First, a bit of background to get everyone on the same page. The current standard for high-fidelity music is "CD quality" which is quantitatively a 16 bit, 44.1khz, stereo, PCM (pulse code modulation) recording of music. The 16 bits show how accurately the volume measurements are taken. This means that it quantizes the continuous nature of audio volume into a discrete number ranging from -2^15 + 1 through 2^15 - 1, or -32767 -- +32767. The sample rate of 44.1khz means that it records the 16 bit measurement 44100 times per second. And stereo, of course, means that it records two separate channels simultaneously.
A quick comparison to DVD-A. The DVD-Audio spec has a six-channel recording of 96khz/24bits, or a two-channel recording of 192khz/24bits, something that audiophiles have dreamed of for some time. DAT, digital audio tape, is similar to CD, but samples at about 48khz.
A quick math calculation shows that "CD quality" audio streams 176,400kBps (kilobytes per second) or about 1.4Mbps. This is an immense amount of data to be streamed even on a high bandwidth connection. So the question that has been analyzed over and over again is how to reduce the amount of space sound takes up. This question has been answered to varying degrees of success.
The obvious way is to reduce either the number of bits per sample or the number of samples per second. The former compounds the fundamental problem of digital music, namely that continuous audio levels are quantized into exact volume levels. Quantizing the music further creates a noticible change, unpleasant to most people. (Try it yourself, by reducing a PCM encoded file [.wav] from 16 to 8 bit and listen to the difference.) The latter reduces the frequencies that can be heard. A perfect human ear can hear sounds of almost 20khz in frequency. The general rule of thumb is to record at least twice as many samples per second, hence 44.1khz.
It is possible to compress losslessly, that is, without any difference between the original audio file and the result of compressing and decompressing. One such codec is Shorten, developed by Softsound. The man page for shorten describes it this way:
Shorten reduces the size of waveform files (such as audio) using Huffman coding of prediction residuals and optional additional quantization. In lossless mode the amount of compression obtained depends on the nature of the waveform. Those composing of low frequencies and low amplitudes give the best compression, which may be 2:1 or better.
For people who trade live music online (see Etree.org), shorten is the only way to distribute exact copies of CD's online. A technical paper on shorten is available if you want more information. It is worth pointing out that shorten is a non-free codec, who's use is restricted by Softsound Inc.
There is one other emerging lossless codec out there, developed by Xiphophorus, called Ogg Squish. Unlike Shorten and MP3 (which I will get to later), Ogg Squish will be a free and open format. Also unlike Shorten, Ogg Squish is not available yet, though much of the code has been developed.

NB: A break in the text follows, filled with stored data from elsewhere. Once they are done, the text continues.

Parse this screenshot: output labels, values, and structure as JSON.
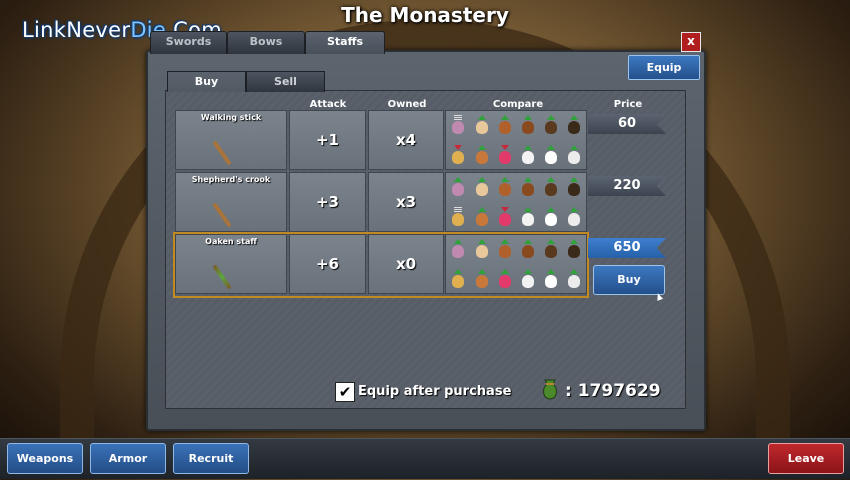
{
  "title": "The Monastery",
  "watermark": {
    "part1": "LinkNever",
    "part2": "Die",
    "part3": ".Com"
  },
  "weapon_tabs": [
    "Swords",
    "Bows",
    "Staffs"
  ],
  "close_label": "x",
  "equip_label": "Equip",
  "trade_tabs": [
    "Buy",
    "Sell"
  ],
  "columns": {
    "attack": "Attack",
    "owned": "Owned",
    "compare": "Compare",
    "price": "Price"
  },
  "items": [
    {
      "name": "Walking stick",
      "attack": "+1",
      "owned": "x4",
      "price": "60"
    },
    {
      "name": "Shepherd's crook",
      "attack": "+3",
      "owned": "x3",
      "price": "220"
    },
    {
      "name": "Oaken staff",
      "attack": "+6",
      "owned": "x0",
      "price": "650"
    }
  ],
  "buy_label": "Buy",
  "equip_after_purchase": {
    "checked": true,
    "check_glyph": "✔",
    "label": "Equip after purchase"
  },
  "gold": ": 1797629",
  "bottom_buttons": [
    "Weapons",
    "Armor",
    "Recruit"
  ],
  "leave_label": "Leave",
  "colors": {
    "accent": "#2f6ab0",
    "selected_outline": "#c28a22",
    "leave": "#b02024"
  }
}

Those are the primary sources of lossless audio compression. Since their compression rate is marginally better than 2:1, however, music distribution is now usually accomplished using lossy codecs. The Moving Picture Experts Group (MPEG) is the leader in this respect, with many different lossy codecs available depending on processing power required and bandwidth required. One of the codecs has become famous: MPEG-1 Layer 3 (MP3).
Much of the following has been condensed from the second chapter of MP3: The Definitive Guide, by Scot Hacker.
The question on everyone's mind is how the MP3 codec can create such high-fidelity audio with about a 10:1 compression ratio. The heart of the beast is that it is a "perceptual" codec. That is, it works by eliminating the sounds that are not perceptible to the human ear, and compressing the end result. The perceptual part is the key:
Uncompressed audio, such as that found on CDs, stores more data than your brain can actually process. For example, if two notes are very similar and very close together, your brain may perceive only one of them. If two sounds are very different but one is much louder than the other, your brain may never perceive the quieter signal. And of course your ears are more sensitive to some frequencies than others. The study of these auditory phenomena is called psychoacoustics, and quite a lot is known about the process; so much so that it can be quite accurately described in tables and charts, and in mathematical models representing human hearing patterns.
The book has much more to say on the matter on psychoacoustics, so be sure to read that if you have any interest in investigating that specific part of a lossy codec.
The other notable features of MP3 are variable bit rate (VBR) and Joint Stereo mode. VBR is a technique where the bit rate is variable throughout the music file, such that parts of the song that require more bits to describe can simply use more bits. This is opposed to constant bit rate encoding where each second of music is assigned exactly the same amount of space. Joint stereo encodes stereo channels together, with a bit of "steering" information to allow some stereo sound to be preserved.
MP3 would be a great codec, were it not for one thing: the algorithm to encode MP3 files is encumbered by a patent held by the Fraunhofer Institute. This makes any implementation of it illegal in countries that have patent protection. Although they do not go after free implementations, any commercial implementations must pay patent royalties.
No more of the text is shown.